“2nd day at the human rights forum: I managed to get in this time! Everyone had access, actually. The organizers were smart enough to abandon this ridiculous badge requirement. It was a relief to everyone, staff and visitors alike. Serious problems of logistics, however, are still present: very little information for visitors. No clear protocols, as a typical example, no one has explained to foreigners that they could have a head-set to receive instantaneous translation, no clear indications on where/how/when the shuttles were running, etc.
Also the fact that the staff did its best has been confirmed. I was told that among the staff there were some professionals, but also students and young volunteers.
I attended two panel discussions, the first was on defenders of human rights. From this session, I particularly retained the central idea raised by a Palestinian worker: We need to expand the definition of defender of human rights so that it no longer remains the prerogative only of those who have made it their profession, which reiterates exactly what I said in the comments of my previous day’s journal. Beyond this idea and during the question and answer period, several Moroccans intervened to say that there were many violations of human rights in Morocco and there were regressions that caused significant concern; the case of blocking of the AMDH activities was mentioned, Wafaa Sharaf’s case was mentioned, and Anouzla Ali was mentioned too. Others intervened to say that today more than ever, at the global level, we need concrete action, and some even asked what was done specifically for those issues raised at the first human rights forum held in Brasilia?

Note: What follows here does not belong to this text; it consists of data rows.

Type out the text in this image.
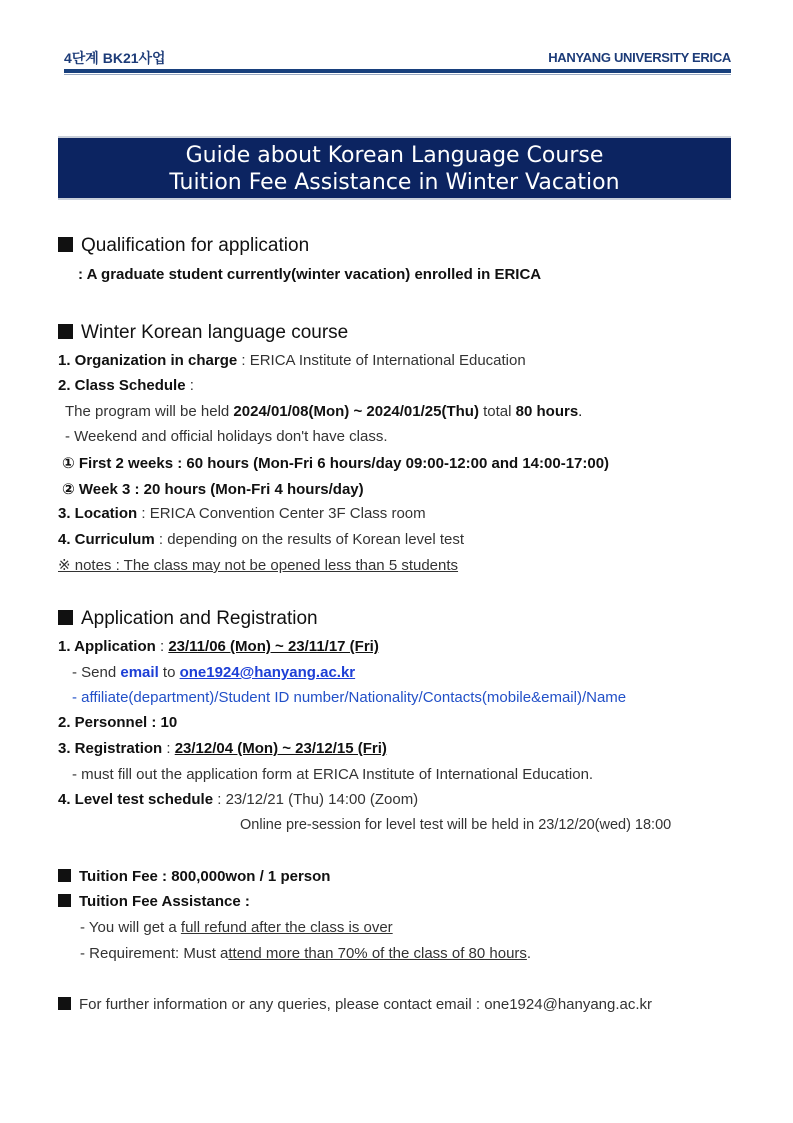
4단계 BK21사업	HANYANG UNIVERSITY ERICA
Guide about Korean Language Course
Tuition Fee Assistance in Winter Vacation
Qualification for application
: A graduate student currently(winter vacation) enrolled in ERICA
Winter Korean language course
1. Organization in charge : ERICA Institute of International Education
2. Class Schedule :
The program will be held 2024/01/08(Mon) ~ 2024/01/25(Thu) total 80 hours.
- Weekend and official holidays don't have class.
① First 2 weeks : 60 hours (Mon-Fri 6 hours/day 09:00-12:00 and 14:00-17:00)
② Week 3 : 20 hours (Mon-Fri 4 hours/day)
3. Location : ERICA Convention Center 3F Class room
4. Curriculum : depending on the results of Korean level test
※ notes : The class may not be opened less than 5 students
Application and Registration
1. Application : 23/11/06 (Mon) ~ 23/11/17 (Fri)
- Send email to one1924@hanyang.ac.kr
- affiliate(department)/Student ID number/Nationality/Contacts(mobile&email)/Name
2. Personnel : 10
3. Registration : 23/12/04 (Mon) ~ 23/12/15 (Fri)
- must fill out the application form at ERICA Institute of International Education.
4. Level test schedule : 23/12/21 (Thu) 14:00 (Zoom)
Online pre-session for level test will be held in 23/12/20(wed) 18:00
Tuition Fee : 800,000won / 1 person
Tuition Fee Assistance :
- You will get a full refund after the class is over
- Requirement: Must attend more than 70% of the class of 80 hours.
For further information or any queries, please contact email : one1924@hanyang.ac.kr
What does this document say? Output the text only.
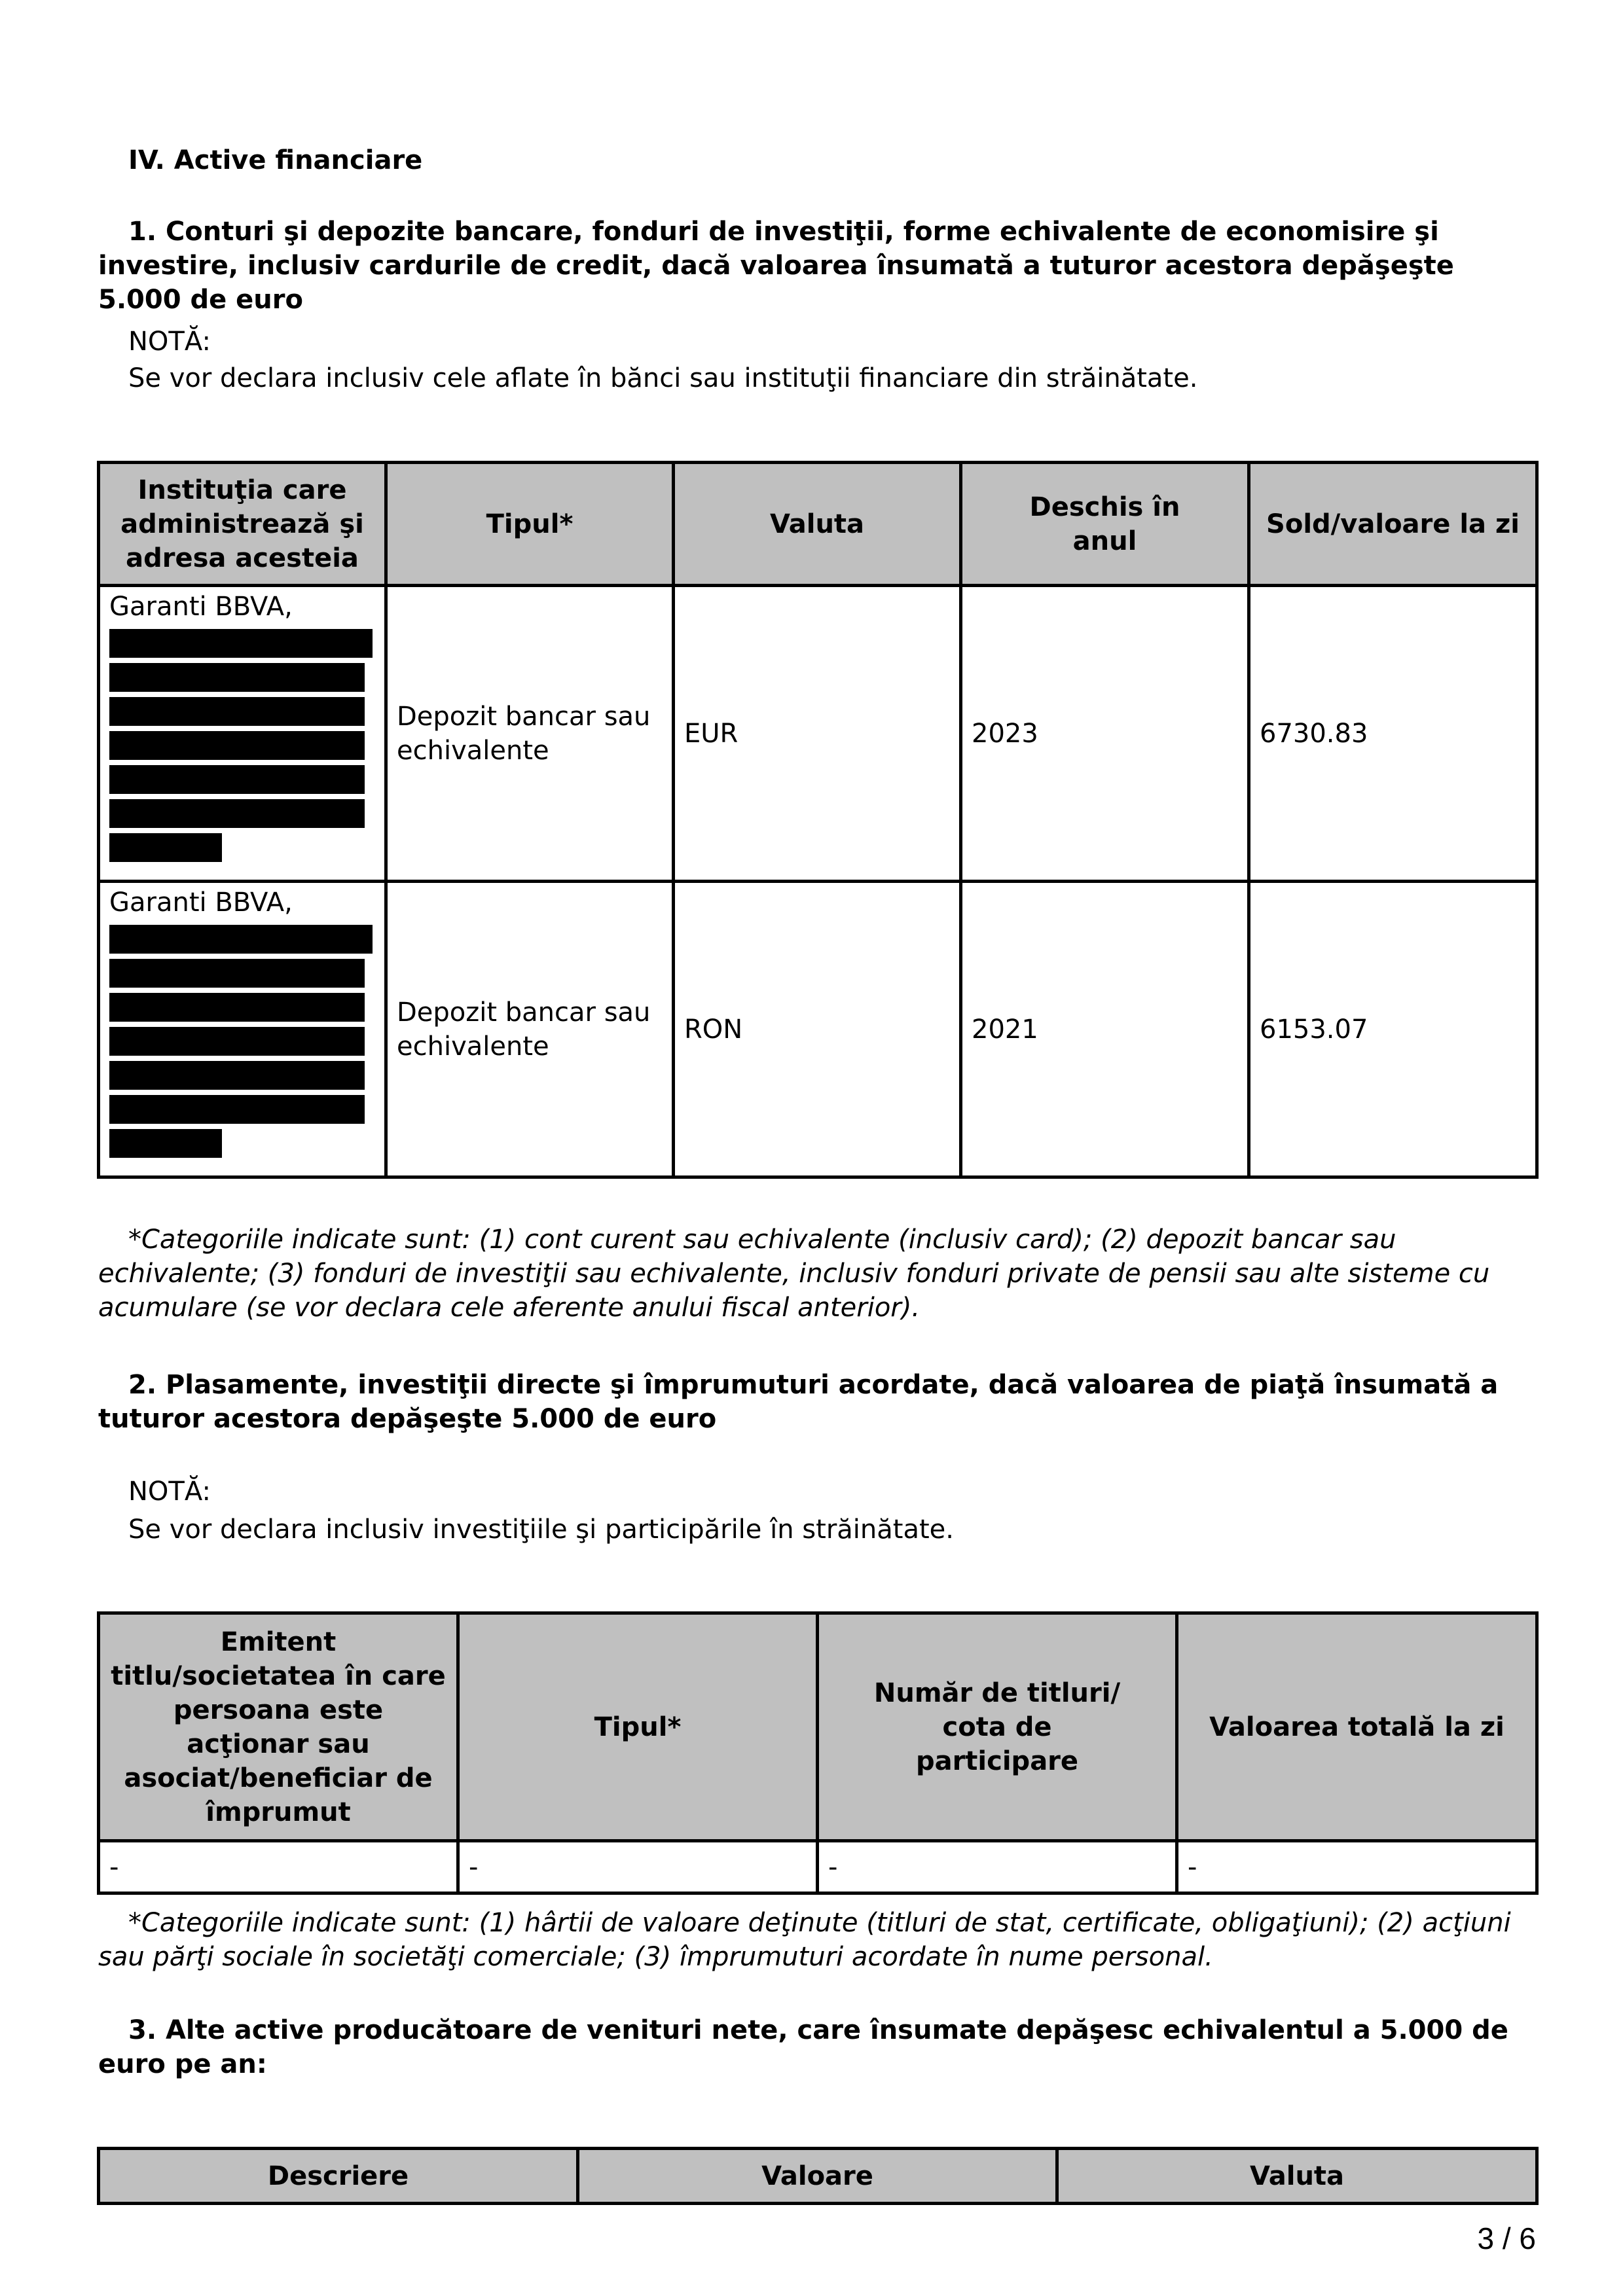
IV. Active financiare
1. Conturi şi depozite bancare, fonduri de investiţii, forme echivalente de economisire şi investire, inclusiv cardurile de credit, dacă valoarea însumată a tuturor acestora depăşeşte 5.000 de euro
NOTĂ:
Se vor declara inclusiv cele aflate în bănci sau instituţii financiare din străinătate.
Instituţia care administrează şi adresa acesteia	Tipul*	Valuta	Deschis în anul	Sold/valoare la zi

Garanti BBVA,	Depozit bancar sau echivalente	EUR	2023	6730.83

Garanti BBVA,	Depozit bancar sau echivalente	RON	2021	6153.07
*Categoriile indicate sunt: (1) cont curent sau echivalente (inclusiv card); (2) depozit bancar sau echivalente; (3) fonduri de investiţii sau echivalente, inclusiv fonduri private de pensii sau alte sisteme cu acumulare (se vor declara cele aferente anului fiscal anterior).
2. Plasamente, investiţii directe şi împrumuturi acordate, dacă valoarea de piaţă însumată a tuturor acestora depăşeşte 5.000 de euro
NOTĂ:
Se vor declara inclusiv investiţiile şi participările în străinătate.
Emitent titlu/societatea în care persoana este acţionar sau asociat/beneficiar de împrumut	Tipul*	Număr de titluri/ cota de participare	Valoarea totală la zi
-	-	-	-
*Categoriile indicate sunt: (1) hârtii de valoare deţinute (titluri de stat, certificate, obligaţiuni); (2) acţiuni sau părţi sociale în societăţi comerciale; (3) împrumuturi acordate în nume personal.
3. Alte active producătoare de venituri nete, care însumate depăşesc echivalentul a 5.000 de euro pe an:
Descriere	Valoare	Valuta
3 / 6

I attended another conference concerning protection of journalists. One of the first things that struck me was the absence of a single journalist on the panel of speakers. It reminds me a little of those conferences that focus on women’s rights, and where there are no women among the participants.The three Moroccans among the six panel members were Youness Mujahid (Secretary General of Nationl Union of Moroccan Press), Mustapha EL KHALFI (Minister of Communication and spokesperson of the government) AND Mustapha IRAQI of the CNDH. It was a very dull and uninteresting round table. Younes Mujahid has engaged in an empty verbal exercise. Mustapha EL KHALFI presented a politically correct discourse without any factual basis (yes there are violations of journalists’ rights in Morocco, yes it is a real problem, it has to be changed, we need better means of identifying journalists who are threatened and/or abused, we have to accompany journalists so they know how toi prepare their case for legal complaints, etc.). What was unfortunate is that those in attendance did not have the opportunity to ask questions and thus create a real debate. We were told that we could ask questions after the second round table … Otherwise, remaining speakers reminded the audience of how dangerous it was to be a journalist these days, and that in 2014 alone, there were already around 100 journalists murdered. In addition, I met a lot of very interesting young men, some of whom I knew, some not. Ex-Mamfakinch members, bloggers, individuals from Anfass … etc. With all these people we thought that if we were brave enough, we would write a small report about this MFHR. We’ll see if we’ll be able to do so …
I can not finish this eye-witness account without mentioning the rain inundating our country. I got a glimpse of the conditions here in Marrakech. In the Ouarzazate region, two of my uncles lost their homes, completely destroyed by water. I saw photos of Sidi Ifni today … Were the citizens evacuated in advance? Have the special forces moved in there? Were dangerous roadways blocked? Were places to receive these devastated people prepared? … Because we have the means for knowing in advance during which periods heavy rains will fall, and how serious the rainfall will be (it is with this that we decided to offer the “rogatory prayers” right?), it would be nice if these tools were actually utilized in order to anticipate such disasters, and save the lives of citizens, without which the liability of the State must be fully engaged. So much for the second eye-witness account of this day. Tomorrow I am speaking at a roundtable with the CNDP, I do not know if I’ll suddenly be able to visit many workshops/conferences.”